Audiences have to accept paying for TV with their time or money

In the case of the political class, the elephant in the room involves a blunt conversation about taxes — which most people don’t relish paying — as a tradeoff for providing government services they’re accustomed to receiving and do like.

For TV, it’s the question of advertising, and whether the traditional system can survive if consumers continue to indulge their technology-given right to circumvent ads whenever possible.

The second heart-to-heart talk boils down to a simple query for TV viewers: “If you like these shows, what are you willing to give up to keep them viable: Time or money?”

One of the most interesting wrinkles in analyzing the new fall TV season has been the boost networks are seeing thanks to DVR viewing. Ratings increase more than 20% for many shows (the percentages sometimes appear inflated because the base was so low) once three-day averages are included. The DVR bump is more pronounced than it was a year ago, reflecting higher penetration of the devices and more usage.

Moreover, live-plus-three-day gains are generally higher percentage-wise among key demographics — those most important to advertisers. This seems logical, since younger adults are presumably more fluent in time-shifting strategies than, say, their grandparents, who tend to watch more.

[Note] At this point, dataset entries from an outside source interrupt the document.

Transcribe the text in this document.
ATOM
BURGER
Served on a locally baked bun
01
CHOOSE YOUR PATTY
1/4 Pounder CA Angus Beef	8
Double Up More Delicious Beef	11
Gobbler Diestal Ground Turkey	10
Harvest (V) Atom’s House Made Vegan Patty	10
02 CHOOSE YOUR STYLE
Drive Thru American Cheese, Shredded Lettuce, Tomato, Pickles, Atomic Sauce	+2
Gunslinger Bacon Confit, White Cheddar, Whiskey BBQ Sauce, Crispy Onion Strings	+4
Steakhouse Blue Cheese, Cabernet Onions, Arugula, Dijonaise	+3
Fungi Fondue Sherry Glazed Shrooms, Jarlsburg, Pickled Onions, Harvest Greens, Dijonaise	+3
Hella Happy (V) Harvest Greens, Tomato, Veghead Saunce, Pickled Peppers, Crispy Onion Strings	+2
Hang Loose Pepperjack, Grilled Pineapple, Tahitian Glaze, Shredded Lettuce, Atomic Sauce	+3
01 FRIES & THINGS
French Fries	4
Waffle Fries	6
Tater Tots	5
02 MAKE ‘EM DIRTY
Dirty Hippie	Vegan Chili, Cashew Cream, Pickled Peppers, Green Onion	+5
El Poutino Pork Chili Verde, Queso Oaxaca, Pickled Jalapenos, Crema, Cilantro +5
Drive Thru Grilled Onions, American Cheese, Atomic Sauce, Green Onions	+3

That people are still finding and sampling new shows is, of course, welcome news for broadcasters. Yet while networks fought hard to win concessions from media buyers about counting time-shifted viewing when selling spots, the growth in DVR-mediated consumption doesn’t bode well for an ad-supported model, given how easy it is — even without something like Dish’s ad-skipping Auto Hop function, which triggered outrage among broadcasters — to zap past commercials.

Yes, networks can point to counterintuitive research that shows viewers still see a surprising number of ads, even when watching on a delayed basis. According to this argument, ordinary people are less zap-happy than media-saturated critics, yielding headlines like “Do Americans Watch More DVR’d Commercials Than You Think?”

Even if true, this argument is somewhat self-defeating. If your audience is too inert, ignorant or indifferent to realize they can watch an episode of “The Good Wife” in roughly 43 minutes by excising all the clutter, it’s questionable whether they’re a particularly desirable bunch at which to target upscale products in the first place.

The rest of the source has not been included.